— Нет, не разрешаю, Антон Петрович.
— Что же это — тайна?
— Кто знает.
— Вы шутница.
— Это я уже давно слышала от вас.
Молчанье.
— Позвольте мне хоть посидеть тут, если не помешаю?
— Вы снова в подавленном настроении?
— Простите, я пойду.
Слышу, как заскрипел на аллее песок — шаги удалялись.
По-видимому, у Антона Петровича сегодня выдался один из тех злосчастных дней, когда он, убегая от самого себя, появлялся то тут, то там и всем надоедал своей скорбной неудовлетворенностью. Никто ему не сочувствовал, никто его не жалел и не слушал нервных сетований, потому что каждый сам был подвержен болезни и считал свой недуг самым значительным, самым интересным. О своих болезнях люди говорили так, словно их немощи были уникальными на белом свете, словно природа или божество по особой милости отметили их неповторимой, изысканной и благородной печатью болезни. Недугами кокетничали, кичились, флиртующие пользовались болезнью как средством обольщения. Недуги походили на тот нежно шуршащий траурный флер, который подчас носит дама, завлекающая мужчин; недуги были символом глубины человеческой натуры и как бы подтверждением ее существования. Здоровый испытывал тут стыд оттого, что он не обладал доподлинной отличительной чертой человека, а именно — немощью. Здоровый умилялся, слушая приправленный откровенной интимностью рассказ кого-либо о своих бедах и недуге.
Я поднялся со скамьи, чтобы нагнать Антона Петровича, и в тот же миг навстречу вышла сама мадемуазель Пиратова. Хотелось как можно спокойнее встретить ее взгляд, но она ни разу не посмотрела в мою сторону, глядя как бы застывшим взором прямо перед собой. Пройдя мимо, я не мог не оглянуться: она остановилась у края возвышенности, повернувшись лицом к морю. Голова у нее чуть подалась вперед, шея казалась ломкой — точно тонкий цветочный стебель, четкая линия губ была разомкнута. Остановился и я, чтобы не упустить столь уместного случая полюбоваться ею. И все-таки своим взглядом я, видно, потревожил ее, она пошла дальше, слегка неуверенно, как ходят больные, и при этом правая рука у нее покачивалась. Это движение напоминало мне что-то давно забытое и милое.
Антона Петровича я нашел на аллее в одиночестве. Сгорбившись, он сидел на скамейке, взор у него потух.
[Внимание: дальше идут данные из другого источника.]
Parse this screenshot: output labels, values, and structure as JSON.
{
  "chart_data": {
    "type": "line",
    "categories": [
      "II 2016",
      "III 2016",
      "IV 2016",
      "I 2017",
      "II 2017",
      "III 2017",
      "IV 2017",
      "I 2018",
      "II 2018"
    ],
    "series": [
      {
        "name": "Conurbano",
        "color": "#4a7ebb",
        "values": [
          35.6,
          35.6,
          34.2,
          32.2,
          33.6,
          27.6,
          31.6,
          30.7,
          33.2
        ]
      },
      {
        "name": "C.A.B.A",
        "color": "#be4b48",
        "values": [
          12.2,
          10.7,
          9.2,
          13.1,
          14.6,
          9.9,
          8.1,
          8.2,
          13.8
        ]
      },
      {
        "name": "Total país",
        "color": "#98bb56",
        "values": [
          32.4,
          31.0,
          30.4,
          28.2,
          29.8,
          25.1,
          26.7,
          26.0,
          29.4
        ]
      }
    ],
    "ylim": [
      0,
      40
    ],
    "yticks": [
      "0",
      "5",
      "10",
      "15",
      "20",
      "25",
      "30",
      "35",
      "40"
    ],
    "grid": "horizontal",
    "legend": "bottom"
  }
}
— Простите, что беспокою, — сказал я, — но мне хотелось бы сегодня исполнить ваше желание, о котором вы говорили несколько дней назад. Сейчас это возможно.
Сначала он в недоумении смотрит на меня, вытаращив глаза, потом до него внезапно доходит смысл моих слов. Но ему не подыскать подходящего ответа. Волнуясь, он беспомощно дергается и стыдливо потупляет запавшие глаза, потому что они увлажняются и на них вот-вот набегут слезы. Его волнение передается мне, и только напряжением воли я беру себя в руки, чтобы не сунуть ему в ладонь все свои деньги. Мне сегодня так хочется одаривать людей. При этом я испытываю какое-то физическое удовольствие, какой-то хмель, который может довести до бессмысленных поступков.
Наконец язык у Антона Петровича все-таки подыскивает сбивчивые от волнения слова, и они скачут с одного на другое, пока не добираются, как обычно, до туберкулеза и музыки. Первое он проклинает, а второе боготворит, первое — источник злобы и разочарований, второе — добро и правда, единственная в мире. Впрочем, и то и другое для него — недуг, и еще неизвестно, что больше изматывает его немощное тело и чувствительную душу.
Вспоминаю, как при первом нашем знакомстве он вынул из кармана два-три обкатанных волнами камешка и принялся поигрывать ими. Это развлекало его. Познакомясь поближе, я как-то спросил:
— Вы любите камни?
— Да, они молчат, от них не услышишь дурной музыки, — ответил он.
Спустя некоторое время я узнал, что композитор серьезно увлекся происхождением камней и начал их тщательно отбирать, исследовать. Некоторые камешки он даже разложил у себя в комнате по столу, другие подолгу носил в кармане. Он отыскивал для себя новые интересы, тянулся к новым мыслям, чтобы избежать музыки. Но разве скроешься от возлюбленной, разве найдешь пути, чтобы вырваться из когтей, в которых держит тебя боготворимая.